◆ 故郷に錦を飾る

 3月下旬の頃、家族で加古川の下流近くの土手を通っていた。偶然にも「土筆」が出ているのを見つけた。周りをよく見ると一面土筆だらけであった。皆で袋一杯になるまで取って家に持って帰った。実に楽しかった。私の母に佃煮にしてもらったが、自分達で取って来ただけに本当に美味しく感じた。特にビールのおつまみには最高であった。あれから20年近くも昔のことを思い出す。この加古川は一級河川で水の量も多く川幅も広く、兵庫県内を流れる最大の河川で流路延長は86km。

 上流は丹波地域にも及び、その美しい川は氷上町の中を流れている。

 この川の畔に見事な古代ギリシャ建築様式の「氷上町立植野記念美術館」が建っている。堂々たる外観は近くを通りかかっても一際目立っている。
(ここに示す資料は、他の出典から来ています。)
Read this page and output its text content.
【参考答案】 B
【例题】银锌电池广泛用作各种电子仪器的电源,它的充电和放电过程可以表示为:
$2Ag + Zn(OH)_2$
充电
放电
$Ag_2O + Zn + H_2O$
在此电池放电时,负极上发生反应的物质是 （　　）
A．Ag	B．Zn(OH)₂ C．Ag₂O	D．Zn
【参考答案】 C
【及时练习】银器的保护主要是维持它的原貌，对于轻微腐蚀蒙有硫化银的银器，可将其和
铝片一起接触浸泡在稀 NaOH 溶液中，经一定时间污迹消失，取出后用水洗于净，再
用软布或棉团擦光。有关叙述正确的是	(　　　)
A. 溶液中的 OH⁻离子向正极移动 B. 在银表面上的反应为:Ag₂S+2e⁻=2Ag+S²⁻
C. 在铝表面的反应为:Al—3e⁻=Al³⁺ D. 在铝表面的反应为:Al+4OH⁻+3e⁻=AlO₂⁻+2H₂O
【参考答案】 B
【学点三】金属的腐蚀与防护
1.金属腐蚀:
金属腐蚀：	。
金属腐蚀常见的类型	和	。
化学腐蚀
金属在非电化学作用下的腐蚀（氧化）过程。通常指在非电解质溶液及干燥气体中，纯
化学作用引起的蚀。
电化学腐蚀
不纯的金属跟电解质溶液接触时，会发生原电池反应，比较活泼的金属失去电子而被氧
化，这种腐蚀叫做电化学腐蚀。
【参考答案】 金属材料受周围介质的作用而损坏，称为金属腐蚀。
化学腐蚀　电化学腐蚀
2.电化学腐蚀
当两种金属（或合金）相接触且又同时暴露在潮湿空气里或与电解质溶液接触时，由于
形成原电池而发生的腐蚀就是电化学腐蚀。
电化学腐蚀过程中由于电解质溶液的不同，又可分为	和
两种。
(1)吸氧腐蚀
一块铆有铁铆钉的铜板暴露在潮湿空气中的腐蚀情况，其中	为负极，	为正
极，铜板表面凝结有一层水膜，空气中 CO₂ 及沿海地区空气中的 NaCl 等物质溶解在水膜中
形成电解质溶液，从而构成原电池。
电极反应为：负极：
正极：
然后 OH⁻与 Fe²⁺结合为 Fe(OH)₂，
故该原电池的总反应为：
 直径70cm、高さ9.5m、重さ12tの石柱6本には、その柱頭にうずまきの石彫が施され、更に外壁には総花崗岩が使われている。他の建物では類例を見ない豪華さを感じる。収蔵美術品は現代中国絵画を中心に中国景徳鎮の磁器、コンテンポラリー・アート、パプア・ニューギニアの民芸品など870点。1994(平成6)年に開館している。

 この美術館に植野という人名が入っている。これは植野藤次郎氏のことで、この美術館の相当分を寄付されている。とても氷上町だけでこれだけ立派な美術館の建設並びにコレクションを、予算の捻出・企画・進行することは難しい。そこには強力なスポンサーが付かないことには全て不可能なことである。

 ジャパンエンバ(株)「毛皮のエンバ」を知らない人はいない。毛皮の中でも最も高級なミンクコートやストールを中心に、原皮の海外調達から製造を行い、直営店の全国展開と積極的な宣伝で急成長している。同社は1947年に植野物産商会として兵庫県氷上郡でスタート。つまり氷上町は植野オーナーの故郷なのである。故郷に錦を飾るとはこのことを言うのであろう。1994(平成6)年3月期には年商約120億円にまで成長。しかしバブル崩壊の波は「毛皮のエンバ」を直撃。それから10年後に倒産。負債は約174億円。会社は全て消えてしまったが、素晴らしき文化の殿堂は永遠に残った。